That aside I was ok with photos in ads where they helped understand what was being offered. There would be very few cases video is needed, from the buyer's perspective, and is where the wheels fell off.
I get what you're saying, and I have fond memories of advertising pictures in print publications. Further to the point you made later regarding hobbies, I especially liked photos in electronics magazines. But that kind of response is why I included them in my thought experiment ban. Even still pictures can be powerfully propagandistic, promising kinds of emotional and spiritual fulfillment which the product either doesn't deliver or, worse, delivers for just long enough to instill a desire for more. An extreme example of this is pornographic photos and drawings.
TV advertising however annoyed me even as a child, because it was so intrusive.
That said, there were TV commercials which I looked forward to, and still remember six decades later. Thinking about this just now, it occurs to me that advertising might best be described as "weaponized culture". It uses elements of our culture which arose from our animal needs and desires, distills them, and delivers them as a needle delivers a drug.

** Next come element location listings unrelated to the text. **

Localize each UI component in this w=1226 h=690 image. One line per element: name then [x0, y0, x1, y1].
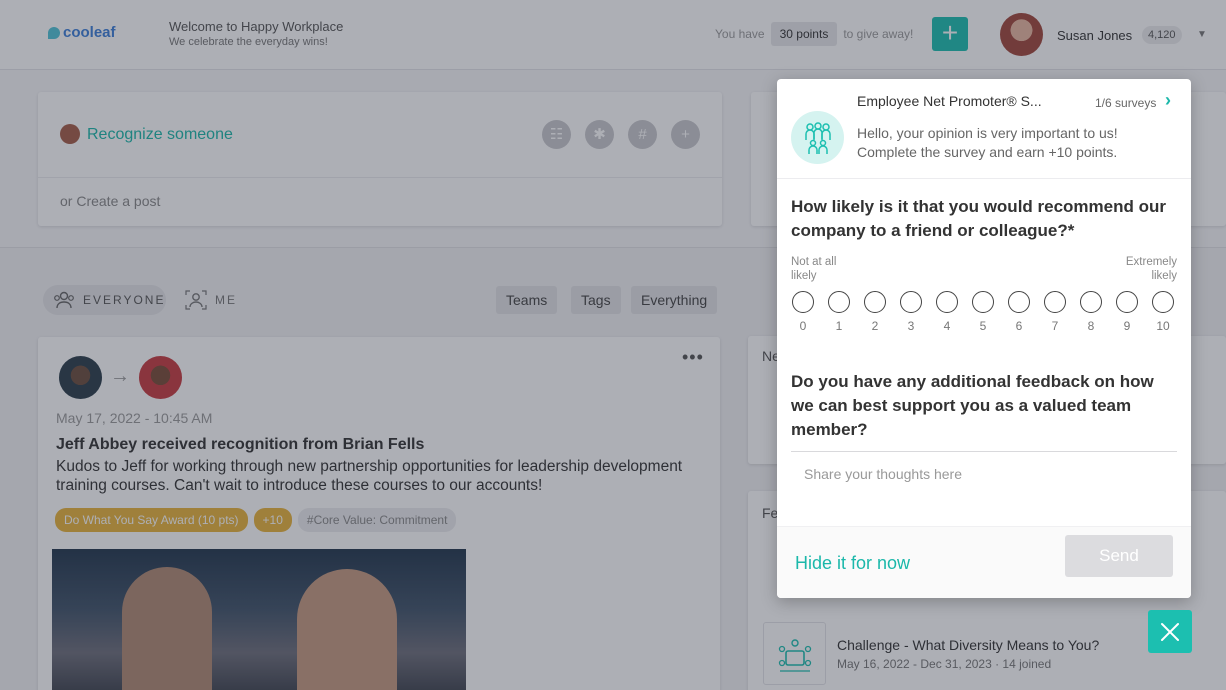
nps-value: 6 — [1015, 319, 1023, 333]
survey-count: 1/6 surveys — [1095, 96, 1157, 110]
send-button[interactable]: Send — [1065, 535, 1173, 577]
radio-button[interactable] — [1152, 291, 1174, 313]
nps-option[interactable]: 7 — [1043, 291, 1067, 333]
scale-high-label: Extremely likely — [1125, 256, 1177, 282]
close-icon — [1161, 622, 1179, 641]
hide-survey-link[interactable]: Hide it for now — [795, 553, 910, 574]
radio-button[interactable] — [936, 291, 958, 313]
survey-title: Employee Net Promoter® S... — [857, 93, 1042, 109]
nps-value: 3 — [907, 319, 915, 333]
question-recommend: How likely is it that you would recommen… — [791, 197, 1166, 240]
nps-value: 4 — [943, 319, 951, 333]
radio-button[interactable] — [1008, 291, 1030, 313]
radio-button[interactable] — [900, 291, 922, 313]
survey-modal: Employee Net Promoter® S... 1/6 surveys … — [777, 79, 1191, 598]
nps-value: 10 — [1156, 319, 1170, 333]
nps-value: 5 — [979, 319, 987, 333]
radio-button[interactable] — [972, 291, 994, 313]
chevron-right-icon[interactable]: › — [1165, 90, 1171, 111]
survey-intro: Hello, your opinion is very important to… — [857, 125, 1118, 160]
feedback-input[interactable] — [791, 451, 1177, 519]
nps-option[interactable]: 1 — [827, 291, 851, 333]
team-icon — [791, 111, 844, 164]
nps-value: 7 — [1051, 319, 1059, 333]
survey-header: Employee Net Promoter® S... 1/6 surveys … — [777, 79, 1191, 179]
survey-footer: Hide it for now Send — [777, 526, 1191, 598]
nps-option[interactable]: 9 — [1115, 291, 1139, 333]
scale-low-label: Not at all likely — [791, 256, 837, 282]
radio-button[interactable] — [864, 291, 886, 313]
radio-button[interactable] — [792, 291, 814, 313]
question-feedback: Do you have any additional feedback on h… — [791, 372, 1154, 439]
nps-option[interactable]: 6 — [1007, 291, 1031, 333]
nps-value: 1 — [835, 319, 843, 333]
radio-button[interactable] — [828, 291, 850, 313]
nps-option[interactable]: 5 — [971, 291, 995, 333]
radio-button[interactable] — [1080, 291, 1102, 313]
radio-button[interactable] — [1116, 291, 1138, 313]
radio-button[interactable] — [1044, 291, 1066, 313]
nps-value: 8 — [1087, 319, 1095, 333]
nps-option[interactable]: 8 — [1079, 291, 1103, 333]
nps-option[interactable]: 3 — [899, 291, 923, 333]
nps-option[interactable]: 10 — [1151, 291, 1175, 333]
nps-option[interactable]: 0 — [791, 291, 815, 333]
close-survey-button[interactable] — [1148, 610, 1192, 653]
nps-scale: 0 1 2 3 4 5 6 7 8 9 10 — [791, 291, 1187, 337]
nps-value: 2 — [871, 319, 879, 333]
nps-option[interactable]: 4 — [935, 291, 959, 333]
nps-option[interactable]: 2 — [863, 291, 887, 333]
nps-value: 9 — [1123, 319, 1131, 333]
nps-value: 0 — [799, 319, 807, 333]
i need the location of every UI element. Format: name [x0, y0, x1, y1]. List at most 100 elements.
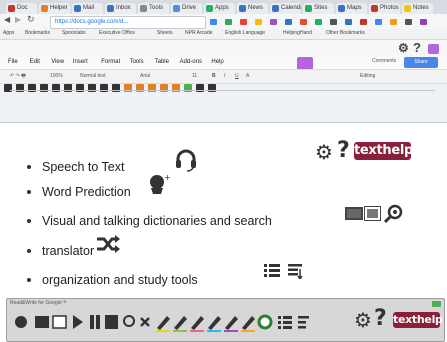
extension-icon[interactable] [210, 19, 217, 25]
browser-tab[interactable]: Apps [204, 3, 235, 14]
highlighter-color[interactable] [241, 330, 255, 332]
highlighter-icon[interactable] [174, 316, 187, 330]
share-button[interactable]: Share [404, 57, 438, 68]
zoom-select[interactable]: 100% [50, 73, 63, 79]
browser-tab[interactable]: Drive [171, 3, 202, 14]
browser-tab[interactable]: Photos [369, 3, 400, 14]
browser-tab[interactable]: Inbox [105, 3, 136, 14]
bookmark-item[interactable]: English Language [225, 30, 265, 36]
menu-item-view[interactable]: View [51, 59, 64, 65]
highlighter-icon[interactable] [225, 316, 238, 330]
browser-tab[interactable]: Notes [402, 3, 433, 14]
bookmark-item[interactable]: Executive Office [99, 30, 135, 36]
extension-icon[interactable] [285, 19, 292, 25]
extension-icon[interactable] [345, 19, 352, 25]
stop-icon[interactable] [105, 315, 118, 329]
bookmark-item[interactable]: Apps [3, 30, 14, 36]
pause-icon[interactable] [96, 315, 100, 329]
extension-icon[interactable] [225, 19, 232, 25]
extension-icon[interactable] [300, 19, 307, 25]
extension-icon[interactable] [420, 19, 427, 25]
highlighter-color[interactable] [207, 330, 221, 332]
extension-icon[interactable] [390, 19, 397, 25]
italic-icon[interactable]: I [224, 73, 225, 79]
highlighter-icon[interactable] [157, 316, 170, 330]
browser-tab[interactable]: Mail [72, 3, 103, 14]
text-color-icon[interactable]: A [246, 73, 249, 79]
highlights-list-icon[interactable] [283, 316, 292, 319]
extension-icon[interactable] [360, 19, 367, 25]
translator-icon[interactable] [140, 317, 150, 327]
menu-item-edit[interactable]: Edit [30, 59, 40, 65]
bookmark-item[interactable]: HelpingHand [283, 30, 312, 36]
highlighter-color[interactable] [173, 330, 187, 332]
toolbar-help-icon[interactable]: ? [374, 306, 387, 331]
highlighter-icon[interactable] [242, 316, 255, 330]
search-icon[interactable] [123, 315, 135, 327]
browser-tab[interactable]: Doc [6, 3, 37, 14]
menu-item-tools[interactable]: Tools [130, 59, 144, 65]
toolbar-settings-icon[interactable]: ⚙ [354, 308, 372, 332]
reload-icon[interactable]: ↻ [27, 14, 35, 25]
play-icon[interactable] [73, 315, 83, 329]
feature-item-dictionary: Visual and talking dictionaries and sear… [27, 214, 272, 228]
bold-icon[interactable]: B [212, 73, 216, 79]
vocabulary-icon[interactable] [298, 321, 306, 324]
highlights-list-icon[interactable] [278, 326, 281, 329]
menu-item-addons[interactable]: Add-ons [180, 59, 202, 65]
highlights-list-icon[interactable] [283, 326, 292, 329]
browser-tab[interactable]: Maps [336, 3, 367, 14]
picture-dictionary-icon[interactable] [52, 315, 67, 329]
vocabulary-icon[interactable] [298, 326, 306, 329]
browser-tab[interactable]: Helper [39, 3, 70, 14]
highlighter-color[interactable] [156, 330, 170, 332]
highlights-list-icon[interactable] [278, 316, 281, 319]
menu-item-file[interactable]: File [8, 59, 18, 65]
clear-highlights-icon[interactable] [257, 314, 273, 330]
browser-tab[interactable]: Sites [303, 3, 334, 14]
bookmark-item[interactable]: Sheets [157, 30, 173, 36]
back-icon[interactable]: ◀ [4, 15, 10, 24]
extension-icon[interactable] [315, 19, 322, 25]
menu-item-table[interactable]: Table [155, 59, 169, 65]
comments-button[interactable]: Comments [372, 58, 396, 64]
extension-icon[interactable] [270, 19, 277, 25]
extension-icon[interactable] [375, 19, 382, 25]
addon-badge[interactable] [428, 44, 439, 54]
vocabulary-icon[interactable] [298, 316, 309, 319]
pause-icon[interactable] [90, 315, 94, 329]
bookmark-item[interactable]: NPR Arcade [185, 30, 213, 36]
highlights-list-icon[interactable] [278, 321, 281, 324]
extension-icon[interactable] [240, 19, 247, 25]
help-icon[interactable]: ? [413, 40, 421, 55]
extension-icon[interactable] [255, 19, 262, 25]
menu-item-help[interactable]: Help [211, 59, 223, 65]
browser-tab[interactable]: Tools [138, 3, 169, 14]
editing-mode[interactable]: Editing [360, 73, 375, 79]
settings-icon[interactable]: ⚙ [398, 41, 409, 55]
highlighter-color[interactable] [224, 330, 238, 332]
highlights-list-icon[interactable] [283, 321, 292, 324]
size-select[interactable]: 11 [192, 73, 197, 79]
underline-icon[interactable]: U [235, 73, 239, 79]
address-input[interactable]: https://docs.google.com/d... [50, 16, 206, 29]
forward-icon[interactable]: ▶ [15, 15, 21, 24]
extension-icon[interactable] [330, 19, 337, 25]
highlighter-color[interactable] [190, 330, 204, 332]
bookmark-item[interactable]: Spoonlabs [62, 30, 86, 36]
style-select[interactable]: Normal text [80, 73, 106, 79]
menu-item-insert[interactable]: Insert [73, 59, 88, 65]
extension-icon[interactable] [405, 19, 412, 25]
highlighter-icon[interactable] [208, 316, 221, 330]
browser-tab[interactable]: News [237, 3, 268, 14]
toolbar-texthelp-logo[interactable]: texthelp [393, 312, 443, 328]
browser-tab[interactable]: Calendar [270, 3, 301, 14]
undo-icon[interactable]: ↶ ↷ 🖶 [10, 73, 26, 81]
bookmark-item[interactable]: Other Bookmarks [326, 30, 365, 36]
dictionary-icon[interactable] [35, 316, 49, 328]
highlighter-icon[interactable] [191, 316, 204, 330]
menu-item-format[interactable]: Format [101, 59, 120, 65]
prediction-icon[interactable] [15, 316, 27, 328]
font-select[interactable]: Arial [140, 73, 150, 79]
bookmark-item[interactable]: Bookmarks [25, 30, 50, 36]
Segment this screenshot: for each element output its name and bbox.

One regional difference I have noticed in my world travels is bill boards, particularly those massive ones on the sides of motorways. Here in New Zealand they are practically non-existent, compared with parts of the USA and China, where they are a major eyesore.
Here in my part of Canada we have a new roadside phenomenon. They are electronic billboards which look something like an inverted golf club, with the handle in the ground and a giant video screen covering the face of the club. These things are very high, so if they catch a driver's attention then the driver is moving his eyes even farther off the road ahead. I wonder how many accidents these things will cause. More pain and death as sacrifices to the god of wealth concentration. Yay!